Wednesday, September 09, 2015

Monroe board approves 164-acre annexation by Kiryas Joel, rejects 507-acre proposal 

Facing a crowd about 1,000 jammed into a banquet hall, the Monroe Town Board ended the first stage of a 20-month-long controversy by approving a petition to shift 164 acres of the town into the Village of Kiryas Joel, while rejecting a request for the village to annex a larger territory of 507 acres.

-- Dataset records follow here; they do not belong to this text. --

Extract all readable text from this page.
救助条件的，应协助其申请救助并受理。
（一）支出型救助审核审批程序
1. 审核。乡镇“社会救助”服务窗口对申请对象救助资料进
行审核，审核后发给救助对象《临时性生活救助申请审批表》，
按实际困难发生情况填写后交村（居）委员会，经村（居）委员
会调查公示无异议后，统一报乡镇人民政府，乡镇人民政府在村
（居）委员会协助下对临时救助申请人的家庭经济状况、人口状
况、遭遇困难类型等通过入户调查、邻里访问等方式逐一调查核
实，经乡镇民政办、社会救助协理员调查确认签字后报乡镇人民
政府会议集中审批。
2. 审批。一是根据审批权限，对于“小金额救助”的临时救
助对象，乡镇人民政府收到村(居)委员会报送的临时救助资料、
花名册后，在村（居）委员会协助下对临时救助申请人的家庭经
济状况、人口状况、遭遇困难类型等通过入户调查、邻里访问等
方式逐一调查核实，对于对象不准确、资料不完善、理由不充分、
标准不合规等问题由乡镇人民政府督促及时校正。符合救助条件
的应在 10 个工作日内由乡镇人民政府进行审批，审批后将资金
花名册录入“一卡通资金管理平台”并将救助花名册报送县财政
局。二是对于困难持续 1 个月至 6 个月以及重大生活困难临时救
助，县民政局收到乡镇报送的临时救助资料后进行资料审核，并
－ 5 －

Kiryas Joel residents erupted with thunderous applause after the board cast its 4-1 vote around 8 p.m. Tuesday. By that time, each board member had made clear his intentions by taking turns addressing the audience about his reasoning and feelings about a heated issue that has divided Monroe's Satmar Hasidic community from residents in the rest of the town. Supervisor Harley Doles and councilmen Dan Burke, Gerard McQuade and Richard Colon supported the 164-acre annexation petition. Councilman Dennis McWatters cast the sole dissenting vote.

McQuade, who spoke for almost 20 minutes, called the decision a compromise, one that would cede to Kiryas Joel about a third of the territory in the larger annexation request. He said that many village residents with low and moderate incomes need affordable housing. And he argued the 164 acres was most suitable for that purpose because Monroe already allows relatively dense housing on those properties and because they fall in crevices of Kiryas Joel's jagged borders - an irregular outcome of the village's formation and subsequent expansion.

"This could be looked upon as us correcting past mistakes," he said.

Leaders of the United Monroe citizens group had been expecting the board to approve the smaller petition, and voiced disgust with the decision afterward.

"He wasn't talking at all about 'overall public interest,'" Emily Convers, the group's chairwoman, said of McQuade's rationale for his vote. "He was talking about his personal opinion and using very arbitrary reasoning."

Fellow United Monroe leader Mike Egan said the board had "completely ignored" the deluge of critical assessments that Monroe's own consultants and other municipalities and environmental groups had made of Kiryas Joel's environmental review. "The recklessness is hard to even comprehend," Egan said.

Kiryas Joel Administrator Gedalye Szegedin said he was "disappointed on the one hand, and satisfied on the other" with the decision on the two petitions, which he described as a "King Solomon solution."

Szegedin said the Village Board will appeal the rejection of the 507-acre to the Appellate Division of state Supreme Court, and suggested that might the best place to resolve the matter. "We believe that some of these issues must be decided by the judicial branch of government," he said.

Preserve Hudson Valley, a non-profit group affiliated with United Monroe, plans to sue in opposition to the 164-acre annexation petition. In a statement after the vote, United Monroe said: "The town board members who approved the annexation - Mr. Doles, Mr. McQuade, Mr. Colon and Mr. Burke - will have to answer for their indefensible actions to their neighbors and our legal system in the days and months ahead."

Steven Barshov, the attorney for the annexation petitioners, said after the vote that he was "happy about the 164, disappointed about the bigger one." He suggested that it was inconsistent for the board to decide that one annexation petition served the public interest but not the other.

In a statement after the vote, Orange County Executive Steve Neuhaus denounced the approval of the one petition and said he has asked county Legislature Chairman Steve Brescia to hold a special meeting to "consider the county's options." He alluded to a 30-day deadline to file a lawsuit.

“Time is of the essence,” Neuhaus said. “The options we have available to us today will not exist in 30 days."